About the Institute of Foundation Models
The Institute of Foundation Models is dedicated to advancing the science and engineering of large-scale AI systems. Our researchers and engineers develop cutting-edge foundation models while pushing the limits of high-performance computing and efficient AI inference. By combining deep expertise in machine learning, systems engineering, and hardware optimization, we build scalable AI solutions that drive scientific discovery and real-world impact.

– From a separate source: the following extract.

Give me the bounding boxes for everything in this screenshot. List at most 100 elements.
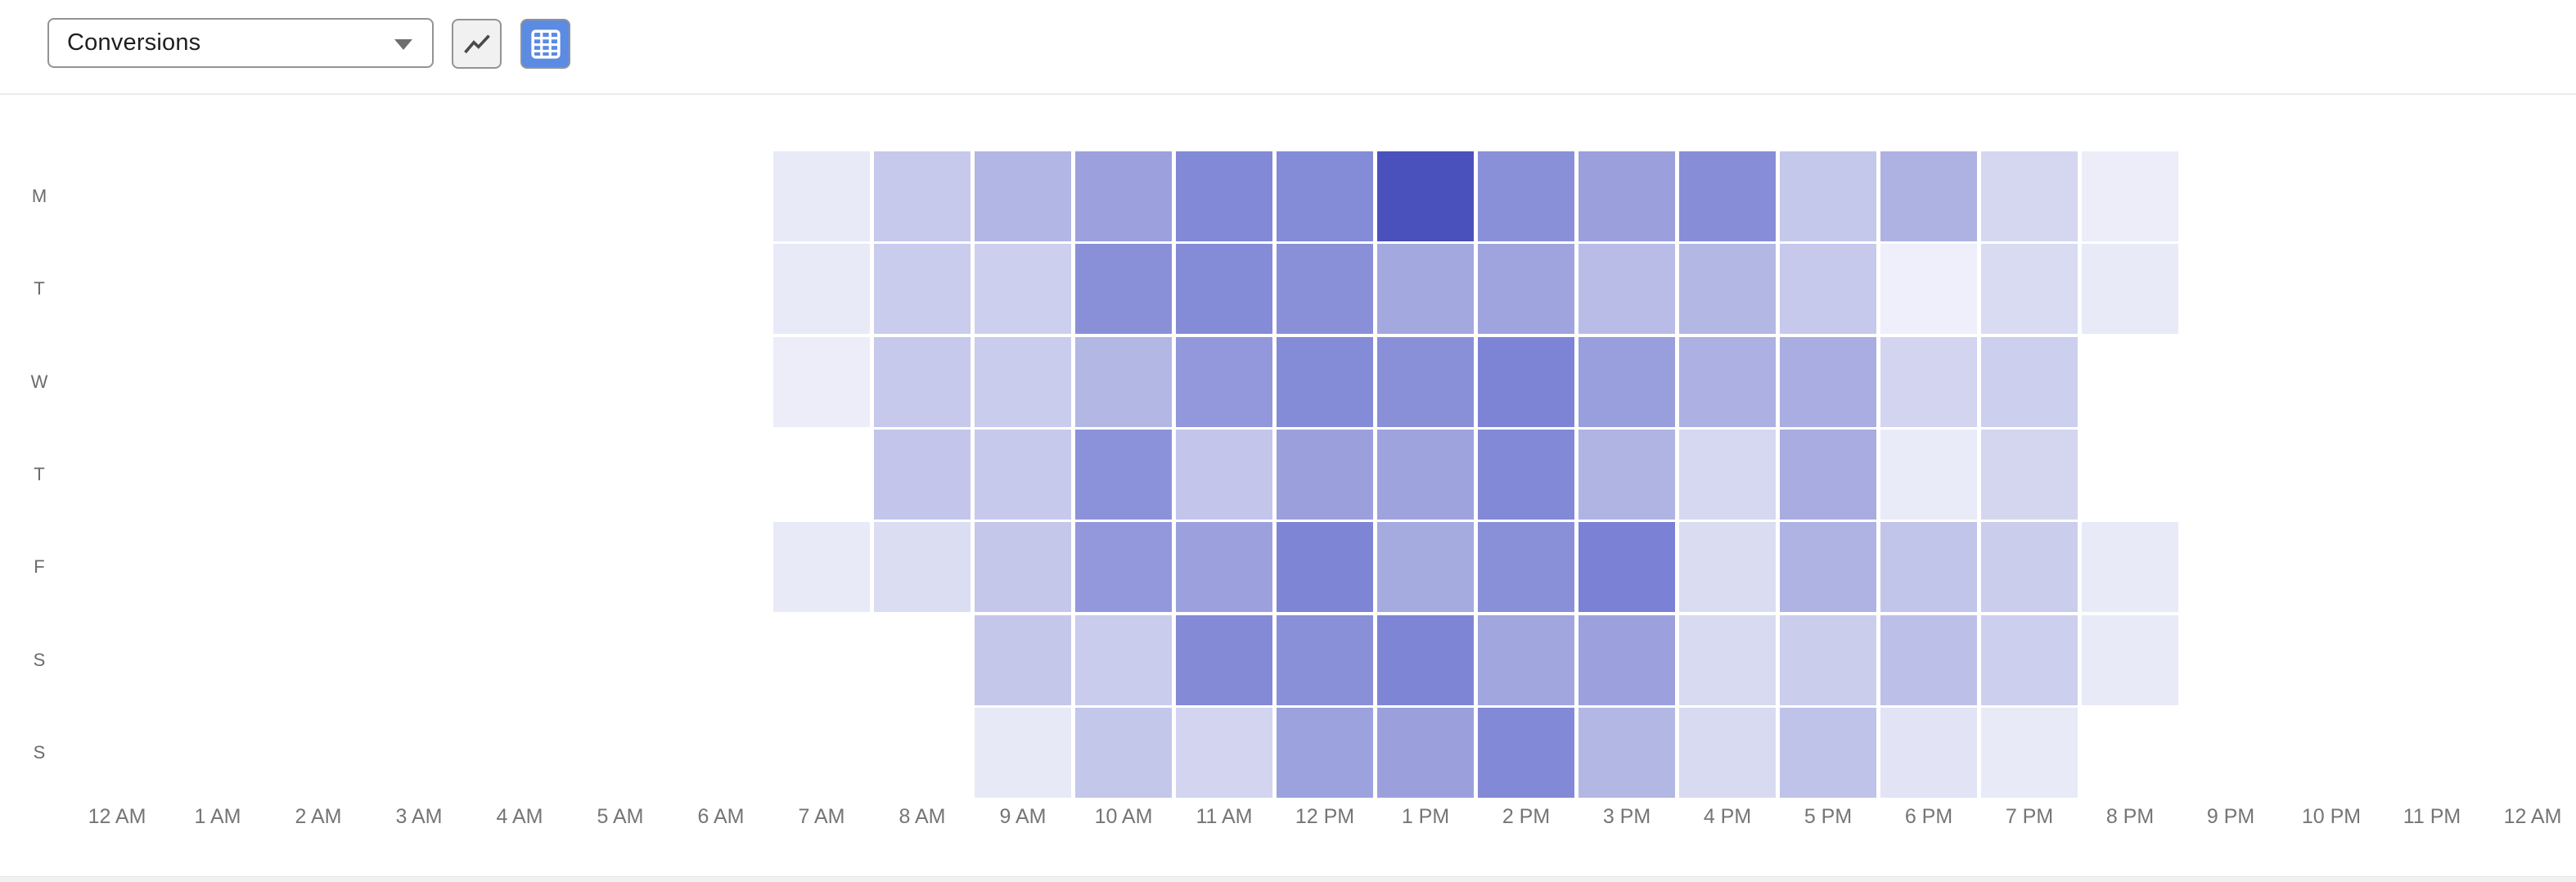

As part of the team, interns work alongside world-class researchers and performance engineers to optimize the execution of large-scale foundation models on next-generation NVIDIA GPU architectures. This internship provides hands-on experience in low-level GPU performance analysis, kernel optimization, and hardware-aware inference acceleration.
Key Responsibilities
This intensive internship offers a unique opportunity to contribute to the development of a simulator and profiling framework for foundation model inference on NVidia GPUs.
Responsibilities include:
- Develop analytical performance models for GPU kernels and inference workloads.
- Build and validate a simulator to estimate theoretical hardware performance limits.
- Compare measured kernel performance against architectural peak throughput.
- Identify performance bottlenecks in compute, memory, communication, and scheduling.
- Analyze GPU execution using NVIDIA Nsight Systems and Nsight Compute.
- Investigate PTX and SASS code generation to understand low-level execution behavior.
- Collaborate with researchers and engineers to optimize inference kernels for transformer-based models.
- Evaluate utilization of Tensor Cores, memory bandwidth, caches, and instruction pipelines.
- Design profiling methodologies for Hopper and Blackwell architectures.
- Document findings and provide actionable recommendations for performance improvements.
Academic Qualifications
Currently pursuing a degree in Computer Science, Computer Engineering, Electrical Engineering, Artificial Intelligence, High-Performance Computing, or a related quantitative discipline.
Preferred Qualifications
- Experience with CUDA programming and GPU kernel development.
- Understanding of NVIDIA GPU architecture and memory hierarchy.
- Familiarity with performance profiling tools such as Nsight Systems and Nsight Compute.
- Knowledge of PTX, SASS, and low-level GPU execution.
- Experience optimizing CUDA kernels for throughput and latency.
- Understanding of roofline analysis, performance modeling, and hardware utilization metrics.
- Experience with deep learning frameworks such as PyTorch or TensorFlow.
- Strong programming skills in C++, CUDA, and Python.
Desired Skills
- Performance engineering mindset.
- Strong analytical and debugging abilities.
- Interest in AI systems, inference optimization, and hardware-software co-design.
- Ability to work independently on research and engineering challenges.
- Excellent written and verbal communication skills.